DEPUIS SON intégration dans la constitution en 2005, le principe de précaution n’a cessé d’être remis en question. Encore cet automne, à l’occasion de la cinquième édition de CHAM, le député UMP Jean-Pierre Door, vice-président de la commission des Affaires sociales de l’assemblée nationale, a décroché les applaudissements du public de professionnels de santé en rappelant qu’une proposition de loi a été déposée en juillet visant à ôter au principe de précaution sa portée constitutionnelle, considérée comme un frein à la compétitivité. Le message du CESE dans son étude de décembre 2013 prend le contre-pied de ces attaques : « Le principe de précaution est un principe d’action qui a toute sa place dans la constitution.
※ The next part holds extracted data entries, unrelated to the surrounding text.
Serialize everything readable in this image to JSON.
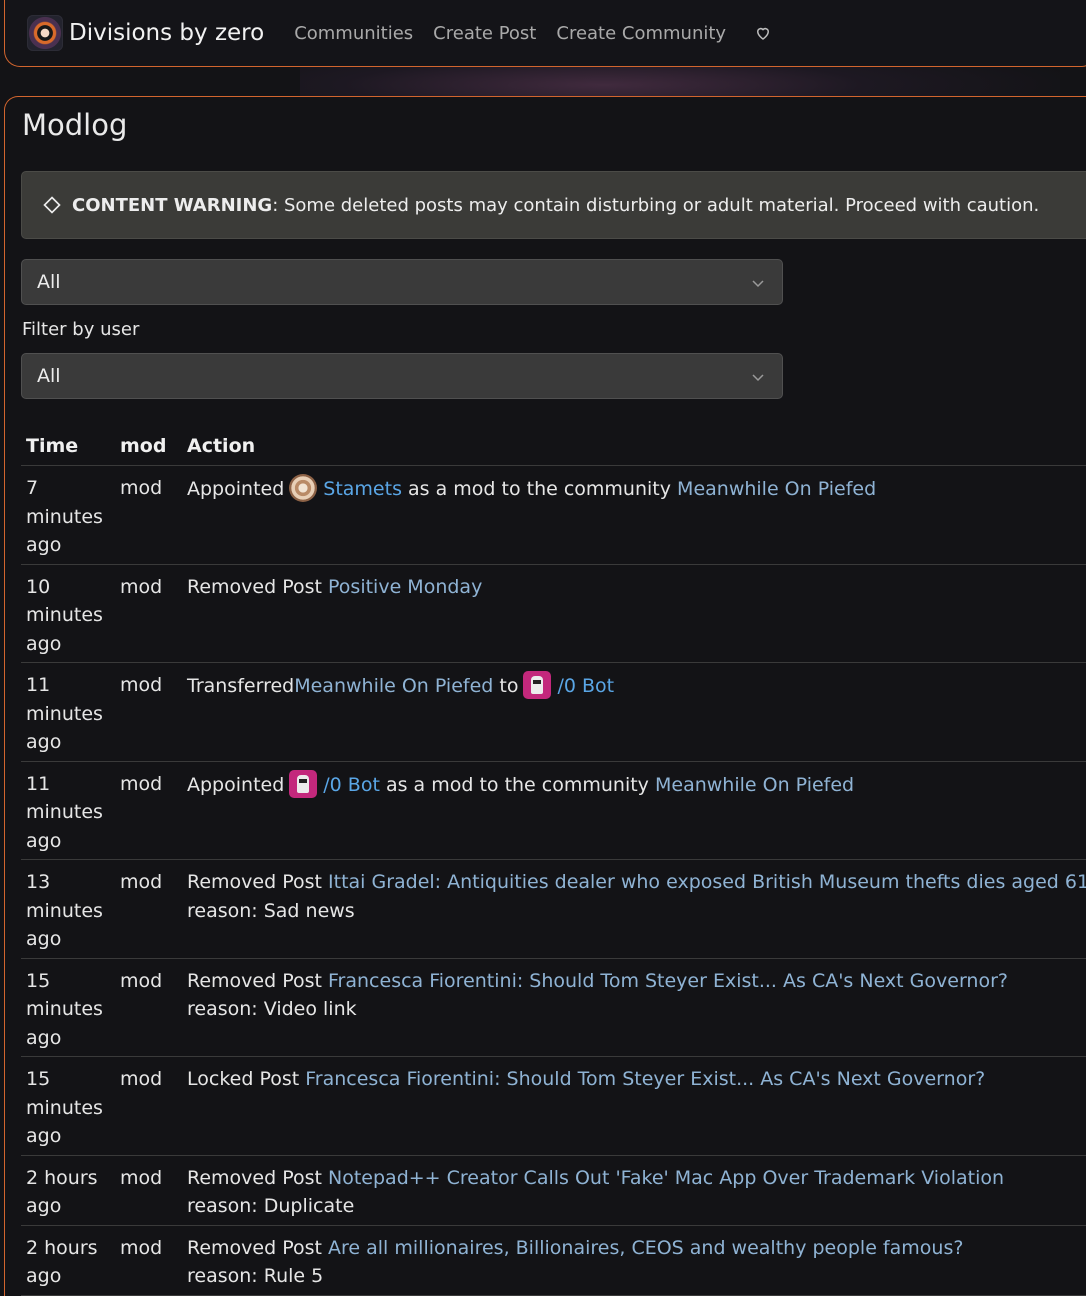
{
  "header": {
    "brand": "Divisions by zero",
    "nav": [
      "Communities",
      "Create Post",
      "Create Community"
    ]
  },
  "page": {
    "title": "Modlog",
    "warning_label": "CONTENT WARNING",
    "warning_text": ": Some deleted posts may contain disturbing or adult material. Proceed with caution.",
    "action_filter": "All",
    "user_filter_label": "Filter by user",
    "user_filter": "All"
  },
  "table": {
    "headers": [
      "Time",
      "mod",
      "Action"
    ],
    "rows": [
      {
        "time": "7 minutes ago",
        "mod": "mod",
        "pre": "Appointed",
        "avatar": "stamets",
        "user": "Stamets",
        "mid": "as a mod to the community",
        "link": "Meanwhile On Piefed",
        "reason": ""
      },
      {
        "time": "10 minutes ago",
        "mod": "mod",
        "pre": "Removed Post",
        "link": "Positive Monday",
        "reason": ""
      },
      {
        "time": "11 minutes ago",
        "mod": "mod",
        "pre": "Transferred",
        "link": "Meanwhile On Piefed",
        "post": "to",
        "avatar": "bot",
        "user": "/0 Bot",
        "reason": ""
      },
      {
        "time": "11 minutes ago",
        "mod": "mod",
        "pre": "Appointed",
        "avatar": "bot",
        "user": "/0 Bot",
        "mid": "as a mod to the community",
        "link": "Meanwhile On Piefed",
        "reason": ""
      },
      {
        "time": "13 minutes ago",
        "mod": "mod",
        "pre": "Removed Post",
        "link": "Ittai Gradel: Antiquities dealer who exposed British Museum thefts dies aged 61",
        "reason": "reason: Sad news"
      },
      {
        "time": "15 minutes ago",
        "mod": "mod",
        "pre": "Removed Post",
        "link": "Francesca Fiorentini: Should Tom Steyer Exist... As CA's Next Governor?",
        "reason": "reason: Video link"
      },
      {
        "time": "15 minutes ago",
        "mod": "mod",
        "pre": "Locked Post",
        "link": "Francesca Fiorentini: Should Tom Steyer Exist... As CA's Next Governor?",
        "reason": ""
      },
      {
        "time": "2 hours ago",
        "mod": "mod",
        "pre": "Removed Post",
        "link": "Notepad++ Creator Calls Out 'Fake' Mac App Over Trademark Violation",
        "reason": "reason: Duplicate"
      },
      {
        "time": "2 hours ago",
        "mod": "mod",
        "pre": "Removed Post",
        "link": "Are all millionaires, Billionaires, CEOS and wealthy people famous?",
        "reason": "reason: Rule 5"
      }
    ]
  },
  "colors": {
    "accent_border": "#d2652e",
    "link": "#8fb3d4",
    "user_link": "#5aa6e6"
  }
}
Dynamique, il suscite l’innovation », assure l’auteur Alain Feretti, maire de Grambois et administrateur de l’Union nationale des associations familiales (UNAF).
S’il est parfois considéré comme une force d’inertie, c’est en raison d’une lecture fallacieuse, qui le confond avec les principes de prévention et de prudence. Or ces derniers s’appliquent à des risques avérés, à la différence de la précaution, qui vise des risques potentiels ou incertains. Alain Feretti, depuis « le temple du temps long » (périphrase pour le CESE) accuse les pouvoirs publics : « L’État Français ne réagit que dans l’urgence, après une catastrophe, sous l’œil de l’opinion publique ». Et de pointer les usages abusifs du principe de précaution, à l’occasion du nuage de cendres du volcan islandais, de la tempête Xynthia, ou encore de la grippe A(H1N1), qui ne présentaient pas d’incertitude scientifique.
Connaissances et transparence.
Le principe de précaution inspire au contraire l’innovation en exigeant l’augmentation des connaissances. Il ne demande pas la preuve de l’innocuité comme préalable à toute autorisation, mais, reposant sur le doute méthodique, il implique que les scientifiques puissent énoncer des certitudes et incertitudes précises relatives aux dangers, aux expositions et aux risques.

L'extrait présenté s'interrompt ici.